Moreover, patient treatment can be managed according to their SES. At present, new drugs (such as bortezomib and lenalidomide) and ASCT can significantly improve survival in patients with MM, but these methods result in a great increase in the cost of treatment [33]. Therefore, drug-induced sequential ASCT is preferred for patients with high SES who are suitable for transplantation, and new drugs are preferred for patients with high SES who are not suitable for transplantation, while patients with low SES can choose less expensive options, such as regimens containing thalidomide combined with cyclophosphamide and dexamethasone.
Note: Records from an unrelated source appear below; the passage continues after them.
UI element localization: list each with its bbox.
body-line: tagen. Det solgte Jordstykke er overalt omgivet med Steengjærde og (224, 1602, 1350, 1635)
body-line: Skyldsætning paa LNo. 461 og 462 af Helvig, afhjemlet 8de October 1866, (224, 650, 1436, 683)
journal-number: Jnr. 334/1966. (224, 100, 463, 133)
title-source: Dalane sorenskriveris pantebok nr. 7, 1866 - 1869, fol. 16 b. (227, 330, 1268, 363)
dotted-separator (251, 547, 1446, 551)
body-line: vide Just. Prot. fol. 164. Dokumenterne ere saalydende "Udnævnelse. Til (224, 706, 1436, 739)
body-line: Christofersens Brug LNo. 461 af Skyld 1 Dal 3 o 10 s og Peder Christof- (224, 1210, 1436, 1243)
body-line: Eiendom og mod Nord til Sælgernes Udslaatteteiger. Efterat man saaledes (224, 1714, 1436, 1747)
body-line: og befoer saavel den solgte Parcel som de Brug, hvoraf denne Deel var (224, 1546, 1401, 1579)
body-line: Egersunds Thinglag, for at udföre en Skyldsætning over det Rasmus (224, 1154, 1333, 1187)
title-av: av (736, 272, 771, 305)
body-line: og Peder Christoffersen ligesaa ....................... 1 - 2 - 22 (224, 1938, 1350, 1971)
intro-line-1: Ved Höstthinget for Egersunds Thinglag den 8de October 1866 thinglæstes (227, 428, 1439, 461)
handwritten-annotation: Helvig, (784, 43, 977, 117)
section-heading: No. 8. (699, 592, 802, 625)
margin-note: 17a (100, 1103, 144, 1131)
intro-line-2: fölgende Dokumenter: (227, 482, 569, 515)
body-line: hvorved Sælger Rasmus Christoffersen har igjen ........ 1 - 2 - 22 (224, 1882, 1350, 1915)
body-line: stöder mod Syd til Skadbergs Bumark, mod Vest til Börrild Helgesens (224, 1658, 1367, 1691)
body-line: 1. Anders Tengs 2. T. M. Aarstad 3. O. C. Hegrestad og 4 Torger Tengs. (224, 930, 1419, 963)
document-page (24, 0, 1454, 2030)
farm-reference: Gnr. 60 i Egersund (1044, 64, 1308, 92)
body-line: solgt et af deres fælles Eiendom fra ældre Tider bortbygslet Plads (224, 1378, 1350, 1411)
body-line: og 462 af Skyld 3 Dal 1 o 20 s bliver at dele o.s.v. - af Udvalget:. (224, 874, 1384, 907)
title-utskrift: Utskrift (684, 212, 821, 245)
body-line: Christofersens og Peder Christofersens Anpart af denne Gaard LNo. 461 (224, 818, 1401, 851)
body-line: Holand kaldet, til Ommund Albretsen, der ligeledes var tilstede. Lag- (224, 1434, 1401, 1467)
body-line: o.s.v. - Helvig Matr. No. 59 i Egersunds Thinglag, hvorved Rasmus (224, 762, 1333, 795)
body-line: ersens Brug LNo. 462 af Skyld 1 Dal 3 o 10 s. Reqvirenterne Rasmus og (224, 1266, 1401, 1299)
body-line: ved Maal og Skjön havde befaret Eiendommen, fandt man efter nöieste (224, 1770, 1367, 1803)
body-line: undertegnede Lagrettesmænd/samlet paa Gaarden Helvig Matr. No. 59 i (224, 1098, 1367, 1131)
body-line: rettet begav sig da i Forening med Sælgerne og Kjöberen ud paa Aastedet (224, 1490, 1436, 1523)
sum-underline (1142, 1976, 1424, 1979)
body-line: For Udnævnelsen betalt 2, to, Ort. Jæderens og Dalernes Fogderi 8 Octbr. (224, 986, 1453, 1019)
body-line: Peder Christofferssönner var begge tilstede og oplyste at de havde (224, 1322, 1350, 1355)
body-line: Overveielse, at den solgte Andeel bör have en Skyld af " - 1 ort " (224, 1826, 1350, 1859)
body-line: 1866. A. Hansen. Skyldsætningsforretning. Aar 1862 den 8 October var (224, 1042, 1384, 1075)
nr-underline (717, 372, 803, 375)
Palliative treatment is more suitable for patients with severe complications who cannot tolerate chemotherapy than for patients with low SES.
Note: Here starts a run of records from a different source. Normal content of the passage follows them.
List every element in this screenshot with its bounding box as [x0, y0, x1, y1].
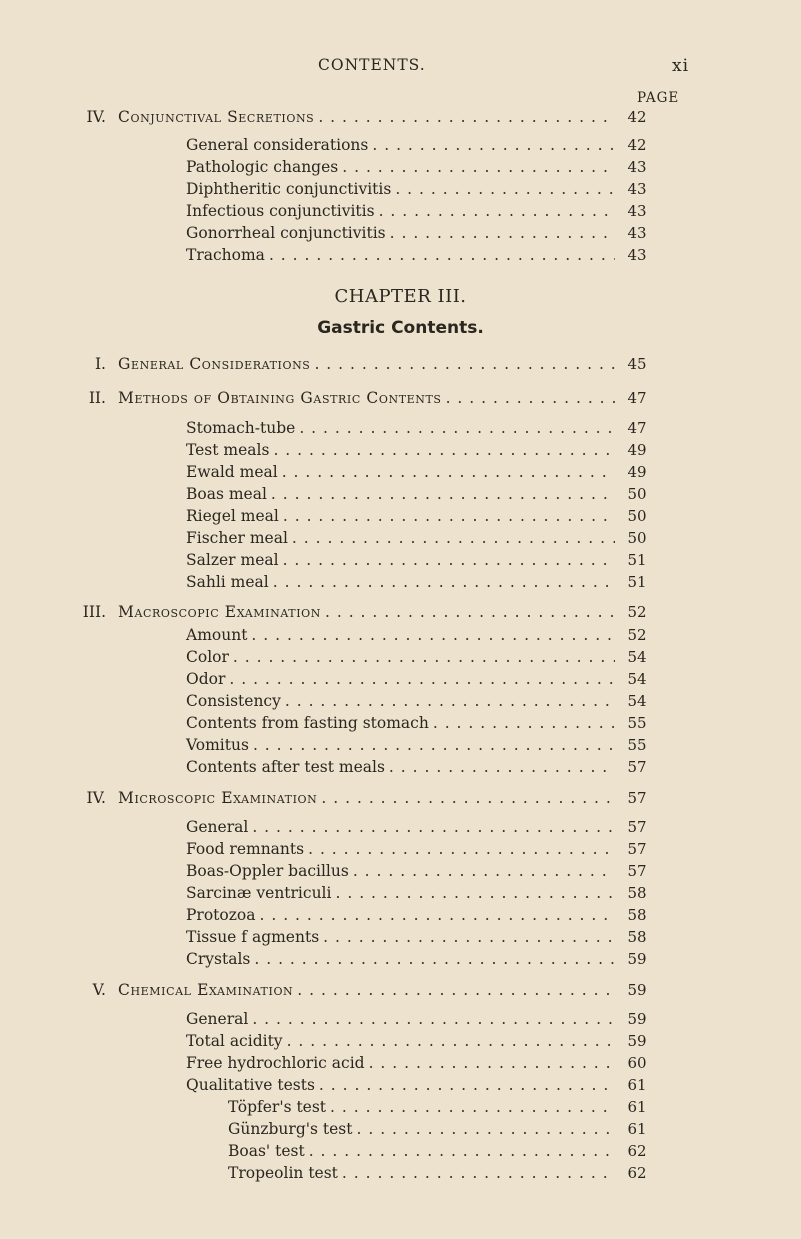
toc-entry	[186, 950, 647, 970]
entry-label: Free hydrochloric acid	[186, 1054, 365, 1072]
dot-leader	[319, 1076, 615, 1094]
entry-page-number: 50	[627, 507, 647, 525]
toc-entry	[186, 463, 647, 483]
entry-page-number: 59	[627, 1032, 647, 1050]
entry-page-number: 45	[627, 355, 647, 373]
entry-label: Macroscopic Examination	[118, 603, 321, 621]
dot-leader	[271, 485, 615, 503]
entry-label: Chemical Examination	[118, 981, 294, 999]
entry-page-number: 52	[627, 603, 647, 621]
toc-entry	[186, 1054, 647, 1074]
dot-leader	[309, 1142, 615, 1160]
entry-page-number: 58	[627, 884, 647, 902]
entry-label: General	[186, 818, 249, 836]
entry-page-number: 47	[627, 419, 647, 437]
entry-page-number: 55	[627, 736, 647, 754]
entry-page-number: 43	[627, 246, 647, 264]
entry-label: Qualitative tests	[186, 1076, 315, 1094]
toc-section	[82, 603, 647, 623]
entry-page-number: 61	[627, 1120, 647, 1138]
toc-entry	[186, 246, 647, 266]
dot-leader	[254, 950, 615, 968]
toc-entry	[186, 862, 647, 882]
section-numeral: IV.	[86, 789, 106, 807]
dot-leader	[233, 648, 615, 666]
entry-page-number: 47	[627, 389, 647, 407]
page-number: xi	[672, 56, 690, 76]
dot-leader	[229, 670, 615, 688]
page-column-label: PAGE	[637, 90, 680, 106]
entry-page-number: 49	[627, 463, 647, 481]
dot-leader	[318, 108, 615, 126]
toc-entry	[186, 551, 647, 571]
entry-label: Test meals	[186, 441, 270, 459]
section-numeral: V.	[92, 981, 106, 999]
entry-label: Sahli meal	[186, 573, 269, 591]
entry-page-number: 54	[627, 692, 647, 710]
dot-leader	[273, 573, 615, 591]
toc-entry	[186, 441, 647, 461]
toc-entry	[186, 648, 647, 668]
toc-entry	[186, 884, 647, 904]
entry-page-number: 43	[627, 180, 647, 198]
dot-leader	[259, 906, 615, 924]
dot-leader	[369, 1054, 615, 1072]
entry-label: Tissue f agments	[186, 928, 320, 946]
entry-page-number: 54	[627, 648, 647, 666]
toc-entry	[186, 906, 647, 926]
dot-leader	[342, 1164, 615, 1182]
entry-label: Boas-Oppler bacillus	[186, 862, 349, 880]
dot-leader	[321, 789, 615, 807]
toc-entry	[186, 180, 647, 200]
chapter-subtitle: Gastric Contents.	[317, 318, 484, 338]
toc-entry	[228, 1164, 647, 1184]
toc-entry	[186, 692, 647, 712]
toc-entry	[186, 736, 647, 756]
entry-label: Amount	[186, 626, 248, 644]
entry-page-number: 61	[627, 1076, 647, 1094]
entry-page-number: 55	[627, 714, 647, 732]
toc-entry	[228, 1120, 647, 1140]
toc-entry	[186, 758, 647, 778]
entry-page-number: 58	[627, 928, 647, 946]
dot-leader	[273, 441, 615, 459]
entry-label: Sarcinæ ventriculi	[186, 884, 332, 902]
entry-label: Vomitus	[186, 736, 249, 754]
entry-label: Trachoma	[186, 246, 265, 264]
section-numeral: II.	[88, 389, 106, 407]
toc-entry	[186, 485, 647, 505]
entry-label: Salzer meal	[186, 551, 279, 569]
entry-label: Günzburg's test	[228, 1120, 353, 1138]
entry-page-number: 42	[627, 136, 647, 154]
entry-label: Tropeolin test	[228, 1164, 338, 1182]
entry-page-number: 54	[627, 670, 647, 688]
entry-label: Diphtheritic conjunctivitis	[186, 180, 392, 198]
running-header: CONTENTS.	[318, 56, 426, 74]
entry-page-number: 51	[627, 573, 647, 591]
entry-label: Stomach-tube	[186, 419, 296, 437]
dot-leader	[252, 818, 615, 836]
entry-label: General Considerations	[118, 355, 311, 373]
dot-leader	[356, 1120, 615, 1138]
toc-entry	[186, 224, 647, 244]
dot-leader	[252, 1010, 615, 1028]
dot-leader	[389, 758, 615, 776]
entry-page-number: 59	[627, 1010, 647, 1028]
entry-page-number: 61	[627, 1098, 647, 1116]
dot-leader	[292, 529, 615, 547]
entry-page-number: 42	[627, 108, 647, 126]
dot-leader	[251, 626, 615, 644]
toc-entry	[186, 507, 647, 527]
entry-label: Conjunctival Secretions	[118, 108, 315, 126]
entry-page-number: 43	[627, 224, 647, 242]
entry-label: Töpfer's test	[228, 1098, 327, 1116]
toc-entry	[228, 1098, 647, 1118]
toc-entry	[186, 1032, 647, 1052]
entry-label: General considerations	[186, 136, 369, 154]
toc-entry	[186, 1076, 647, 1096]
dot-leader	[287, 1032, 615, 1050]
dot-leader	[269, 246, 615, 264]
section-numeral: III.	[82, 603, 106, 621]
entry-page-number: 43	[627, 202, 647, 220]
toc-entry	[186, 714, 647, 734]
toc-entry	[228, 1142, 647, 1162]
dot-leader	[283, 551, 615, 569]
entry-label: Contents after test meals	[186, 758, 385, 776]
entry-page-number: 62	[627, 1164, 647, 1182]
toc-entry	[186, 158, 647, 178]
entry-page-number: 57	[627, 758, 647, 776]
entry-label: Food remnants	[186, 840, 305, 858]
dot-leader	[283, 507, 615, 525]
toc-section	[86, 789, 647, 809]
chapter-title: CHAPTER III.	[334, 286, 467, 307]
entry-label: General	[186, 1010, 249, 1028]
entry-label: Pathologic changes	[186, 158, 339, 176]
toc-entry	[186, 626, 647, 646]
entry-label: Contents from fasting stomach	[186, 714, 429, 732]
dot-leader	[353, 862, 615, 880]
toc-section	[88, 389, 647, 409]
dot-leader	[285, 692, 615, 710]
toc-entry	[186, 928, 647, 948]
entry-label: Odor	[186, 670, 226, 688]
section-numeral: IV.	[86, 108, 106, 126]
entry-label: Boas' test	[228, 1142, 305, 1160]
entry-page-number: 43	[627, 158, 647, 176]
entry-label: Riegel meal	[186, 507, 279, 525]
dot-leader	[325, 603, 615, 621]
entry-label: Total acidity	[186, 1032, 283, 1050]
entry-label: Methods of Obtaining Gastric Contents	[118, 389, 442, 407]
toc-entry	[186, 573, 647, 593]
dot-leader	[335, 884, 615, 902]
toc-section	[92, 981, 647, 1001]
toc-entry	[186, 419, 647, 439]
toc-entry	[186, 840, 647, 860]
entry-page-number: 57	[627, 818, 647, 836]
toc-entry	[186, 1010, 647, 1030]
toc-entry	[186, 529, 647, 549]
dot-leader	[433, 714, 615, 732]
entry-label: Infectious conjunctivitis	[186, 202, 375, 220]
dot-leader	[282, 463, 615, 481]
dot-leader	[314, 355, 615, 373]
dot-leader	[379, 202, 615, 220]
entry-label: Color	[186, 648, 229, 666]
entry-label: Protozoa	[186, 906, 256, 924]
entry-page-number: 60	[627, 1054, 647, 1072]
dot-leader	[390, 224, 615, 242]
dot-leader	[299, 419, 615, 437]
dot-leader	[297, 981, 615, 999]
dot-leader	[308, 840, 615, 858]
entry-page-number: 59	[627, 950, 647, 968]
entry-label: Crystals	[186, 950, 251, 968]
dot-leader	[330, 1098, 615, 1116]
toc-entry	[186, 202, 647, 222]
entry-page-number: 57	[627, 862, 647, 880]
toc-entry	[186, 670, 647, 690]
section-numeral: I.	[94, 355, 106, 373]
entry-page-number: 57	[627, 840, 647, 858]
dot-leader	[446, 389, 615, 407]
entry-page-number: 59	[627, 981, 647, 999]
dot-leader	[253, 736, 615, 754]
entry-page-number: 58	[627, 906, 647, 924]
entry-page-number: 51	[627, 551, 647, 569]
dot-leader	[395, 180, 615, 198]
toc-section	[86, 108, 647, 128]
entry-label: Microscopic Examination	[118, 789, 318, 807]
toc-section	[94, 355, 647, 375]
entry-page-number: 50	[627, 529, 647, 547]
entry-label: Boas meal	[186, 485, 267, 503]
entry-label: Gonorrheal conjunctivitis	[186, 224, 386, 242]
entry-label: Consistency	[186, 692, 281, 710]
entry-page-number: 52	[627, 626, 647, 644]
dot-leader	[323, 928, 615, 946]
entry-label: Fischer meal	[186, 529, 288, 547]
toc-entry	[186, 818, 647, 838]
dot-leader	[342, 158, 615, 176]
entry-label: Ewald meal	[186, 463, 278, 481]
entry-page-number: 57	[627, 789, 647, 807]
entry-page-number: 62	[627, 1142, 647, 1160]
dot-leader	[372, 136, 615, 154]
entry-page-number: 50	[627, 485, 647, 503]
toc-entry	[186, 136, 647, 156]
entry-page-number: 49	[627, 441, 647, 459]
Our research has some limitations owing to its retrospective nature. In addition, some of the values were missing, but the proportion of missing values for most variables was less than 10%. In addition, we did not get the specific treatment details of these patients and there were many confounding variables in this study. In the future, we can further analyze the relationship between the specific treatment regimens, treatment response, comorbidities and educational levels and survival prognosis.

Conclusions

With continuous advancements in the treatment of multiple myeloma, the prognosis of patients has greatly improved. However, not all patients benefit equally. By analyzing the relationship between sociodemographic factors and the survival of patients with multiple myeloma in China, we found that education level is an independent factor affecting survival outcomes. In particular, MM patients with high education levels have a better economic foundation, can seek medical treatment in a more timely manner, can choose the best treatment regimens and can be treated more regularly. Therefore, the results of this study indicate that we can use the education level of newly diagnosed patients to evaluate the prognosis of these patients and to create more reasonable treatment plans.